Recognizing that continued "business-as-usual" practices are unsustainable, some nations, international organizations, and environmental groups are calling for major reductions in materials use--often by as much as 90 percent. Incremental efficiency gains will not do the job. Instead, an imaginative remaking of the material world--one that aligns economies with the natural environment that supports them--is the sustainable way forward.
"Groups as different as neighborhood associations and corporations are discovering economic well-being is not necessarily linked to using vast quantities of materials," says Gary Gardner, a senior researcher at Worldwatch. "In fact, getting more of what we want through smarter use of materials is a winner for the bottom line and the environment."

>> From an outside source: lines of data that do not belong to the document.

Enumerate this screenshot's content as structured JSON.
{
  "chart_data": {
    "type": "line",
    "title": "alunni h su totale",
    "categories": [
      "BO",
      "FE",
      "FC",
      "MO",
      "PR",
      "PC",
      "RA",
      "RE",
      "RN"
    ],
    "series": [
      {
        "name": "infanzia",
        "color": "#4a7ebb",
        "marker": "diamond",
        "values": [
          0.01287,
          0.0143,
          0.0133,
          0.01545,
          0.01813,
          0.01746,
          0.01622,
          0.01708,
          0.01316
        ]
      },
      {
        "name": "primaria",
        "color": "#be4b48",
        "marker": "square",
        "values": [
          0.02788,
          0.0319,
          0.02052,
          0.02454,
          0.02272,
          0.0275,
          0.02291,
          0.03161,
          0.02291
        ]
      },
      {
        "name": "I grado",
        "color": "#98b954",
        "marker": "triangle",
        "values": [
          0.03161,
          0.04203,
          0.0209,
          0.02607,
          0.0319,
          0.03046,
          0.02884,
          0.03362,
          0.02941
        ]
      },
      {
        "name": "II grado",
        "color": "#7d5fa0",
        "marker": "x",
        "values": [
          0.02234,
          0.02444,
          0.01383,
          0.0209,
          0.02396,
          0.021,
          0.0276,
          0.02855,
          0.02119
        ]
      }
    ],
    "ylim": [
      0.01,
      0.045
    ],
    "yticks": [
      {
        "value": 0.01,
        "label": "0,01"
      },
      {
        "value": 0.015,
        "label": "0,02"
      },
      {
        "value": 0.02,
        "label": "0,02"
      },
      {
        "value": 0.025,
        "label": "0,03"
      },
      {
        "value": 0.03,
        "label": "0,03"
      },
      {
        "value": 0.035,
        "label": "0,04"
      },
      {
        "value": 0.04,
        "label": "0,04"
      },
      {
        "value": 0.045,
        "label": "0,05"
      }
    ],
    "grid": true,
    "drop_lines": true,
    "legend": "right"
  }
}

Another recent Worldwatch publication asks the eternal question: "How Much Is Enough?" Consumption is described by author and economist Alan Durning as "the neglected god in the trinity of issues the world must address if we are to get on a path of development that does not lead to ruin. The other two - population growth and technological change - receive attention, but with consumption there is often only silence."
That's because breaking this silence requires us - the richest one-fifth of the globe - to question our own lifestyles and come to grips with our "more is better" philosophy. The publication of "The Overworked American" by Harvard University economist Juliet Schor points to a culture wanting to get off the treadmill. She points out that since the middle of this century, people have consistently chosen more money over more time for leisure and family. Yet has this made Americans happier? Polls indicate the answer to this is no, and many are beginning to look for ways to break out of the treadmill of more work, more stuff and more destruction of the earth.
Durning calls for a "culture of permanence" and "a society that lives within its means; that draws on the interest produced by the earth's resources, not its principal; that seeks fulfillment in a web of friendship, family and meaningful work....a way of life that can endure through countless generations."
Adapting and lowering our materials use need not deprive us of the goods and services that really matter. To the contrary, life's most meaningful activities are often completely environmentally friendly. Conversation, family and community gatherings, religious practices, theater, music, dance, literature, sports, education, appreciation of nature and all manner of creative pursuits all fit into a culture of permanence. Other practices can evolve with the right investments and design.
Governments can accelerate the trend toward reducing materials consumption by adopting policies that create incentives to diminish materials use. Individuals can begin to understand and think about our impacts and adjust them. The future of life on earth depends on whether we, the wealthy of the world, having fully met our material needs, can turn to non-material sources of fulfillment and craft new ways of life and of business.
Henry David Thoreau had it right when he observed, "A man is rich in proportion to the things he can afford to let alone."